With a filter of 0.3-3Hz amplitudes appear in the seismogram after the P-wave. Their time difference would suggest, that they are related to S-waves, which I didn’t expect for an explosion source. With a lower filtering and by using a different source-time function (e.g. Ricker) those amplitudes disappear for the same model.
I was wondering whether this is a common behavior of modelling with Specfem2D, that in higher frequencies especially S-waves pattern appear due to the Dirac source time function?
Do you have a suggestion, how to choose the filter in general in order to supress non-physical patterns related to the Dirac source-time function?
Below I provided a figure with a representation of the model I used, (homogeneous, v_p=3000m/s, v_p/v_s=1.76) and the resulting seismogram for a simulation with different source models (explosion vs. horizontal fracture) and source-time functions (Dirac vs.

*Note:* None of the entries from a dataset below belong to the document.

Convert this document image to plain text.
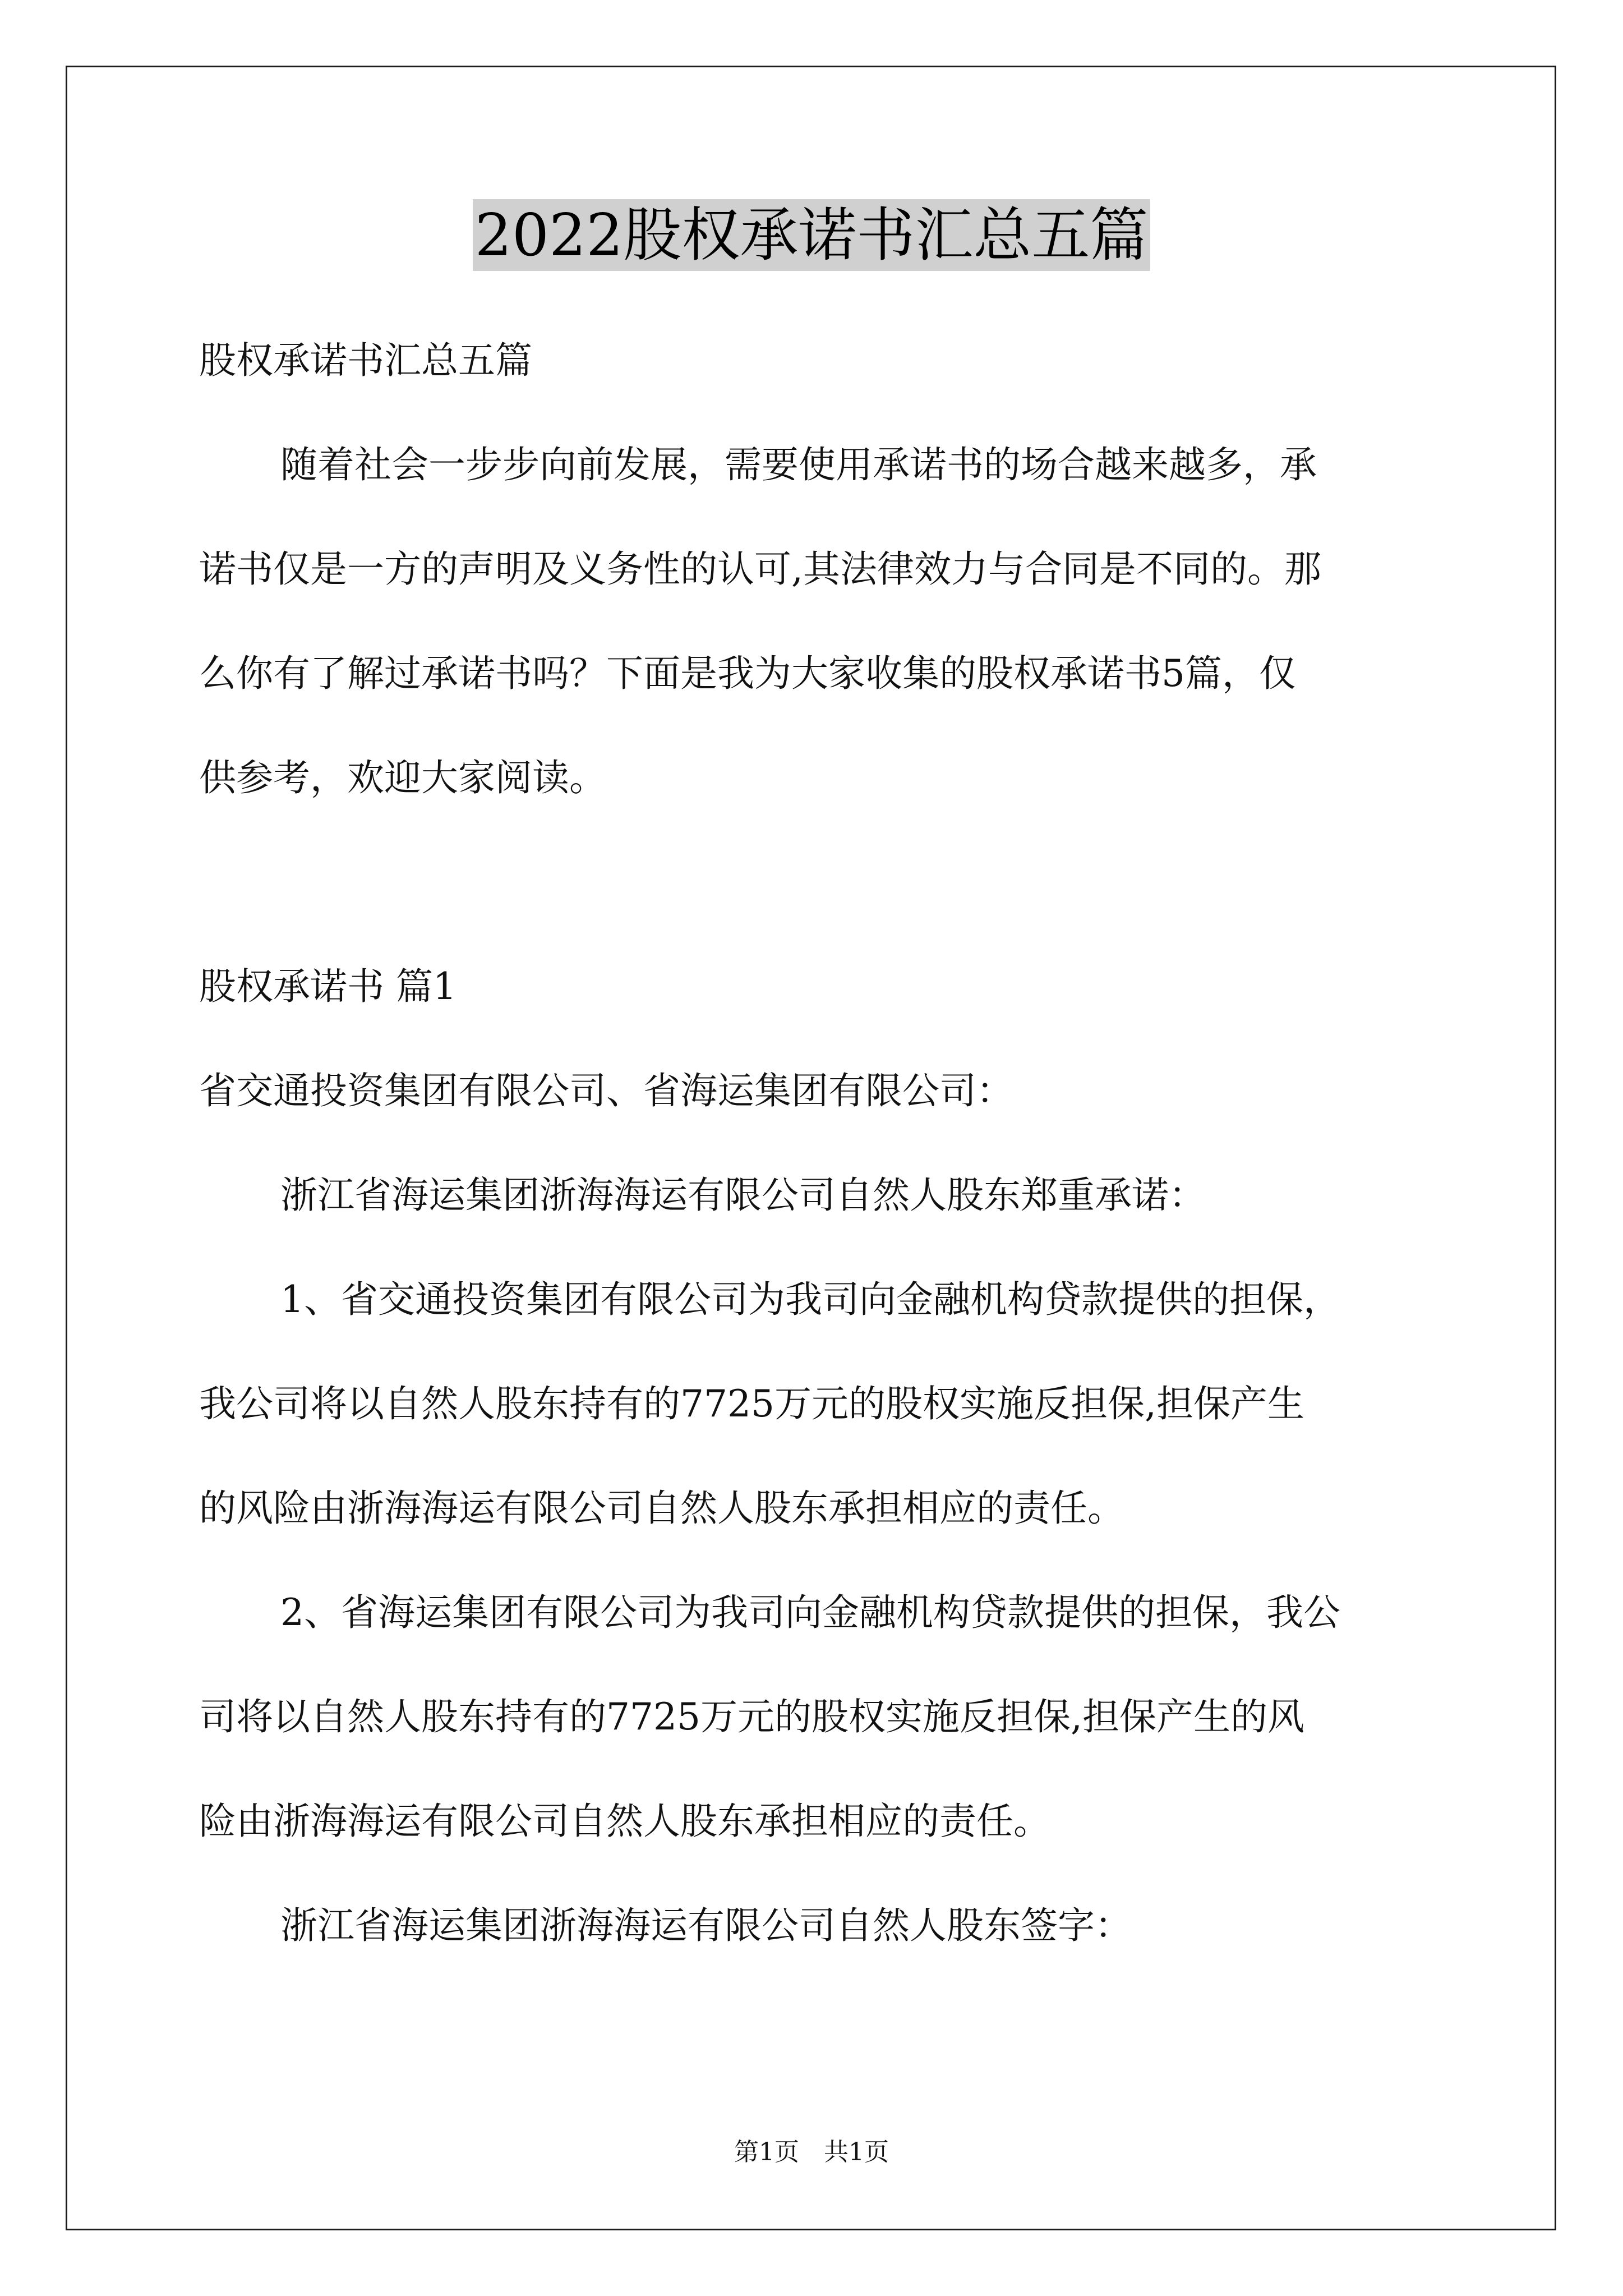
2022股权承诺书汇总五篇

股权承诺书汇总五篇

随着社会一步步向前发展，需要使用承诺书的场合越来越多，承
诺书仅是一方的声明及义务性的认可,其法律效力与合同是不同的。那
么你有了解过承诺书吗？下面是我为大家收集的股权承诺书5篇，仅
供参考，欢迎大家阅读。

股权承诺书 篇1

省交通投资集团有限公司、省海运集团有限公司：

浙江省海运集团浙海海运有限公司自然人股东郑重承诺：

1、省交通投资集团有限公司为我司向金融机构贷款提供的担保，
我公司将以自然人股东持有的7725万元的股权实施反担保,担保产生
的风险由浙海海运有限公司自然人股东承担相应的责任。

2、省海运集团有限公司为我司向金融机构贷款提供的担保，我公
司将以自然人股东持有的7725万元的股权实施反担保,担保产生的风
险由浙海海运有限公司自然人股东承担相应的责任。

浙江省海运集团浙海海运有限公司自然人股东签字：

第1页　共1页
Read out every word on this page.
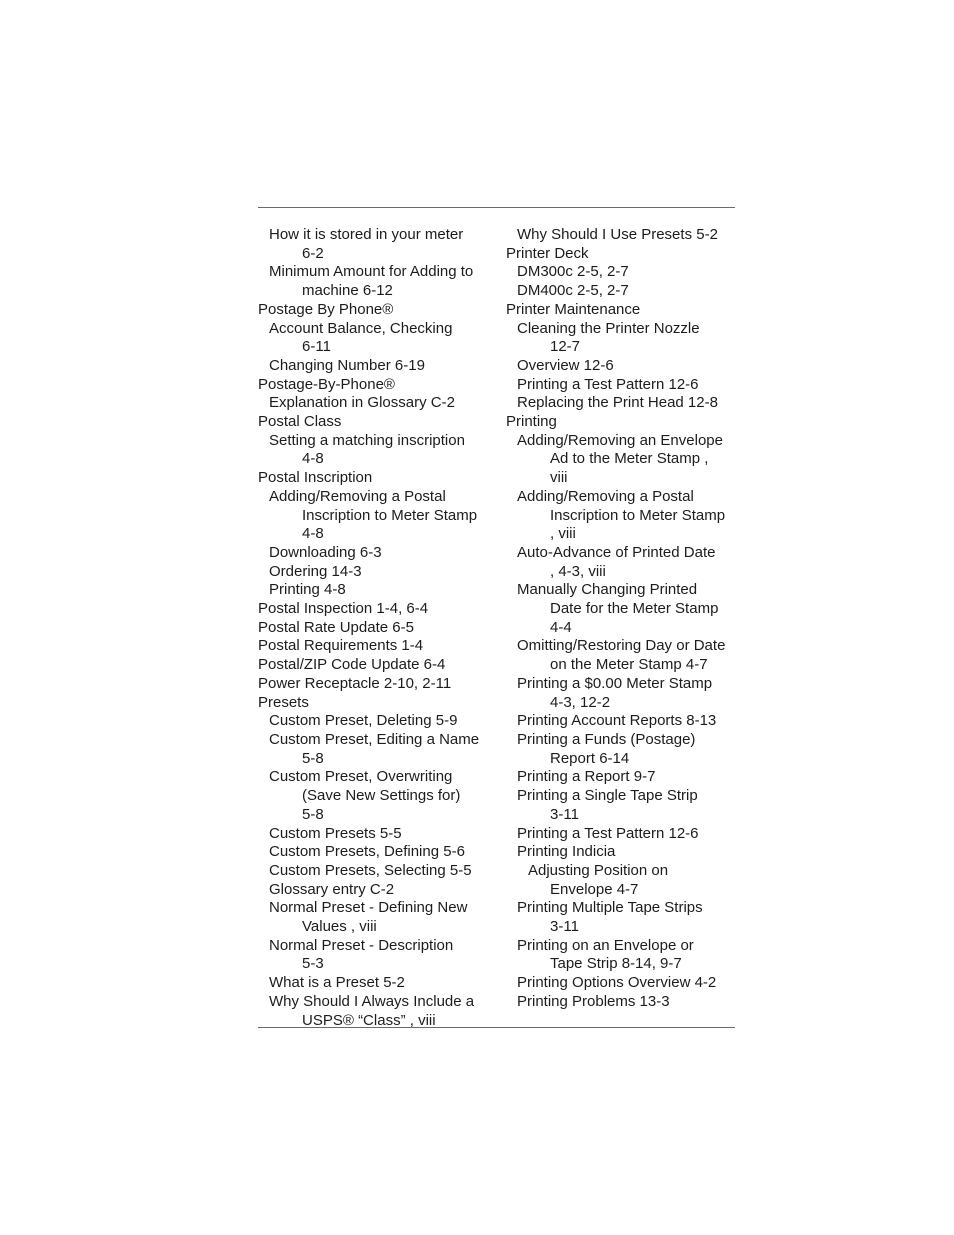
How it is stored in your meter
6-2
Minimum Amount for Adding to
machine 6-12
Postage By Phone®
Account Balance, Checking
6-11
Changing Number 6-19
Postage-By-Phone®
Explanation in Glossary C-2
Postal Class
Setting a matching inscription
4-8
Postal Inscription
Adding/Removing a Postal
Inscription to Meter Stamp
4-8
Downloading 6-3
Ordering 14-3
Printing 4-8
Postal Inspection 1-4, 6-4
Postal Rate Update 6-5
Postal Requirements 1-4
Postal/ZIP Code Update 6-4
Power Receptacle 2-10, 2-11
Presets
Custom Preset, Deleting 5-9
Custom Preset, Editing a Name
5-8
Custom Preset, Overwriting
(Save New Settings for)
5-8
Custom Presets 5-5
Custom Presets, Defining 5-6
Custom Presets, Selecting 5-5
Glossary entry C-2
Normal Preset - Defining New
Values , viii
Normal Preset - Description
5-3
What is a Preset 5-2
Why Should I Always Include a
USPS® “Class” , viii
Why Should I Use Presets 5-2
Printer Deck
DM300c 2-5, 2-7
DM400c 2-5, 2-7
Printer Maintenance
Cleaning the Printer Nozzle
12-7
Overview 12-6
Printing a Test Pattern 12-6
Replacing the Print Head 12-8
Printing
Adding/Removing an Envelope
Ad to the Meter Stamp ,
viii
Adding/Removing a Postal
Inscription to Meter Stamp
, viii
Auto-Advance of Printed Date
, 4-3, viii
Manually Changing Printed
Date for the Meter Stamp
4-4
Omitting/Restoring Day or Date
on the Meter Stamp 4-7
Printing a $0.00 Meter Stamp
4-3, 12-2
Printing Account Reports 8-13
Printing a Funds (Postage)
Report 6-14
Printing a Report 9-7
Printing a Single Tape Strip
3-11
Printing a Test Pattern 12-6
Printing Indicia
Adjusting Position on
Envelope 4-7
Printing Multiple Tape Strips
3-11
Printing on an Envelope or
Tape Strip 8-14, 9-7
Printing Options Overview 4-2
Printing Problems 13-3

Ricker).
This behavior is often seen, with any method, when the grid size is too coarse to resolve the relevant wavelengths of the problem. In practice, you should make sure the ratio of element size to minimum wavelength (here \lambda= v_p/(3 Hz )=1000 m ) is <1.
The dominant frequency of your Ricker seems ~1 Hz, thus it has little power at 3 Hz, it’s dominated by wavelengths \approx 3000 m and thus better resolved.
thank you very much for your fast answer!
Is it possible, that it is still related to a different problem?
I chose a gridsize dx of 280m and therefore the ratio of dx/lambda <1. I think with nearly 4 elements (around 15 GLL points) per wavelength the grid shouldn’t be too coarse, right?
Sorry, \lambda_{min} depends on v_s, not v_p as I wrote before. It is 580 m, not 1000 m.
Still, you have about 2 elements per \lambda_{min} which seems fine. I was not aware this issue could appear at such values of \lambda_{min}/\Delta x.
Note also that a Dirac source exacerbates the issue. Far-field velocity is proportional to seismic moment acceleration. Thus, if your moment rate function is a Dirac, the velocity spectrum increases proportionally to frequency. Thus it is dominated by the highest frequencies, the least well resolved. That is challenging for any numerical method. Real sources (e.g. earthquakes) have a steep spectral decay at high frequencies. If you convolve your simulated seismograms with a realistic source time function, the artificial S wave will be substantially damped.